Pour la première fois, elle prévoit de porter un jean sur scène ; ses produits dérivés, souligne-t-elle, utilisent la police de caractères basique Times New Roman. « Moins il y en a, mieux c’est, » dit-elle. « L’idée est de la transmettre. »
Cette approche sans fioritures a rendu difficile l’intégration de certaines de ses œuvres antérieures, en particulier les mélodies psyché-folk ornées de « Solar Power ». Pourtant, Lorde considère qu’il est de son devoir en tant qu’interprète de « faire avancer toutes les parties d’elle-même », dit-elle, même les chansons qui semblent désormais appartenir à une vie différente.

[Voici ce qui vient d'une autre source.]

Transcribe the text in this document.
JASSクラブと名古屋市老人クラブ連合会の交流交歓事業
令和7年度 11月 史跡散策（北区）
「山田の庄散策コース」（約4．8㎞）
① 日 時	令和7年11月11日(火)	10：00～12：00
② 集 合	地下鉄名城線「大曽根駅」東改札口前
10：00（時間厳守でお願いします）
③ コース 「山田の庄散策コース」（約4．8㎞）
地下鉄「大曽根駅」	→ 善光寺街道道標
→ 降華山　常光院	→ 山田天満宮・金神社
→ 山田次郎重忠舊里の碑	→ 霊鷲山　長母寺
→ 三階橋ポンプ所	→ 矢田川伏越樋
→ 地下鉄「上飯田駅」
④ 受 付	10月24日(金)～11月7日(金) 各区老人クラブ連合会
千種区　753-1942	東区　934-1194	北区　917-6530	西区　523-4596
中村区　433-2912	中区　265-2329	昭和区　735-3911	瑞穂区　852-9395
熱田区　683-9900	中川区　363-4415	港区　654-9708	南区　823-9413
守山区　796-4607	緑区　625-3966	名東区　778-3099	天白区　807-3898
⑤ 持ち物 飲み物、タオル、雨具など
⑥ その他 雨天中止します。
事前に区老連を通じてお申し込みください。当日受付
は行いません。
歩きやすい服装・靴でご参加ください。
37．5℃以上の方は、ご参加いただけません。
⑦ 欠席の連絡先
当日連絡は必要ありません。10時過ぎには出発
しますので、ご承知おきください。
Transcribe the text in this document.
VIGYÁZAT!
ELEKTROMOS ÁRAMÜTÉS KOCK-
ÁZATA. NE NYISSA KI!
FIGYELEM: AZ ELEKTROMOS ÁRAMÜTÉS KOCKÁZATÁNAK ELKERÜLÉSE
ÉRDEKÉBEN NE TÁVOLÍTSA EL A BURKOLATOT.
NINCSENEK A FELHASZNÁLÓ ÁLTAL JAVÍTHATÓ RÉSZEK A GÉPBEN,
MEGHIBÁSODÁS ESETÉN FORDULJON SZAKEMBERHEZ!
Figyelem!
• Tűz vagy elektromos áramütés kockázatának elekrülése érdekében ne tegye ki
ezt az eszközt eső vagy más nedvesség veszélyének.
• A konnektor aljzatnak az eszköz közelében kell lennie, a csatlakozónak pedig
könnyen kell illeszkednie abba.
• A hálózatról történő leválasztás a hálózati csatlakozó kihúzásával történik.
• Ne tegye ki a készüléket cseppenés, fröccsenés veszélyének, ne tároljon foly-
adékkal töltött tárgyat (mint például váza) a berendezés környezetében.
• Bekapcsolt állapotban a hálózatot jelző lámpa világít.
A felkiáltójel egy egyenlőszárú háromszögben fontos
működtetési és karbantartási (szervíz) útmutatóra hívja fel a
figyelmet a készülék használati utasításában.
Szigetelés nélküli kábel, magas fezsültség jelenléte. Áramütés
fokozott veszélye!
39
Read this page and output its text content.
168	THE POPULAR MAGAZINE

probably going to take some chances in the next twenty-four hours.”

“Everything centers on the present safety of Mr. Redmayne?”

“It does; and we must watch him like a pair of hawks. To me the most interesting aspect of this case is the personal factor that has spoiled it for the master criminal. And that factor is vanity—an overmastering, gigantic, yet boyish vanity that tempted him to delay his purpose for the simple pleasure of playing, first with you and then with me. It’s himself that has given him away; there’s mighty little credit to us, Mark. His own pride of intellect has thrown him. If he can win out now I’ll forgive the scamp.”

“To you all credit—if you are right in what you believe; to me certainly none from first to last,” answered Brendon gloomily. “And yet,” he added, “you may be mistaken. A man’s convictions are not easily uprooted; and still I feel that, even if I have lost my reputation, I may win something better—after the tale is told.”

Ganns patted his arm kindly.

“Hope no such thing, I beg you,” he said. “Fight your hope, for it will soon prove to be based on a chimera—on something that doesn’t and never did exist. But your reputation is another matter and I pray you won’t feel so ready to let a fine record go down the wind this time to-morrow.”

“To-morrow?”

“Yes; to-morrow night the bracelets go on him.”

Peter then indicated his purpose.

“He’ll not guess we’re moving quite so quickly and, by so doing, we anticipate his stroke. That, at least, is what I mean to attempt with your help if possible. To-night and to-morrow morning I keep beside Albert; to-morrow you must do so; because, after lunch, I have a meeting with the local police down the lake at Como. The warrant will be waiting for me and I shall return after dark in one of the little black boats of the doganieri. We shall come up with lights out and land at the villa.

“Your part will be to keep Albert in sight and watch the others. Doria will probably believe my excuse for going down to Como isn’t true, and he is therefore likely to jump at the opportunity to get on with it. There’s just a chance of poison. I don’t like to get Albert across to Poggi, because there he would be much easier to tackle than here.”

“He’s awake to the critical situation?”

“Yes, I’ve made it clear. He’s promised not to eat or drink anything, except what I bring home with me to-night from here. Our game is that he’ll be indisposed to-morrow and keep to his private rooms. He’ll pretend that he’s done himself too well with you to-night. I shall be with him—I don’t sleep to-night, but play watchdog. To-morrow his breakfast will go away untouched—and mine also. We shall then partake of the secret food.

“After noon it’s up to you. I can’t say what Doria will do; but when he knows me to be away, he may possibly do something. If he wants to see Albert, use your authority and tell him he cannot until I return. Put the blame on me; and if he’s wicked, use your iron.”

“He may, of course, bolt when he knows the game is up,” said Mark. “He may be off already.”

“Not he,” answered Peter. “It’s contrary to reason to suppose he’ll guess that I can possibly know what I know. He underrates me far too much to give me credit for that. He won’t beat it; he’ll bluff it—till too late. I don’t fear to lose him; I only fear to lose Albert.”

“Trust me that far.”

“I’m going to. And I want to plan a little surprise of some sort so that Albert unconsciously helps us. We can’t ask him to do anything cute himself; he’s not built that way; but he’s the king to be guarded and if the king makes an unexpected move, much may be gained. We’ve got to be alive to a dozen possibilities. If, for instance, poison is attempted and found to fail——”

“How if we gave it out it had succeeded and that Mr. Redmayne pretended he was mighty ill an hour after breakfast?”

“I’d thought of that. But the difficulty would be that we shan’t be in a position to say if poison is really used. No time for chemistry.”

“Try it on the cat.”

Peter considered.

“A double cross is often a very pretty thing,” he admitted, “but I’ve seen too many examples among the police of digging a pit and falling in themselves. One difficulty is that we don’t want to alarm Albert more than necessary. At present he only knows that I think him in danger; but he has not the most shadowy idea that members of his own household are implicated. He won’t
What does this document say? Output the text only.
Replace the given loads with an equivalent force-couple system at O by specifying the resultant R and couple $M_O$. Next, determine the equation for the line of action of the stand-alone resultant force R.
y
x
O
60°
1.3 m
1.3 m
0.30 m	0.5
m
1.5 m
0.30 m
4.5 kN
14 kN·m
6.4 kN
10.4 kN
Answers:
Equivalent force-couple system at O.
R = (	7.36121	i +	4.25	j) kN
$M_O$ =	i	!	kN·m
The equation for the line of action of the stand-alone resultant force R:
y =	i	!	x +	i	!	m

« ‘Buzzcut Season’, je devais avoir à peine 15 ans quand je l’ai écrite, » dit-elle à propos du morceau de son premier album, « Pure Heroine ». « J’entends un bébé dans les chœurs. »
Certaines de ses anciennes chansons semblent-elles désormais hors de portée ?
« Absolument, » répond-elle, en riant, tout en refusant de préciser lesquelles. « Je ne peux pas les jouer si je n’arrive pas à les atteindre. »
Avant sa précédente tournée, en 2022, Lorde a suivi une thérapie par MDMA et psilocybine pour surmonter sa peur de la scène. Aujourd’hui, elle dit qu’elle n’a plus pris de MDMA depuis, mais qu’elle continue à prendre de la psilocybine, qu’elle espère faire tout au long de sa vie.
« Une fois par an, vivre cette expérience transformatrice et obtenir toutes ces nouvelles informations, c’est vraiment génial pour moi, » dit-elle. « J’adore l’idée d’avoir 80 ans et de continuer à me laisser aller. »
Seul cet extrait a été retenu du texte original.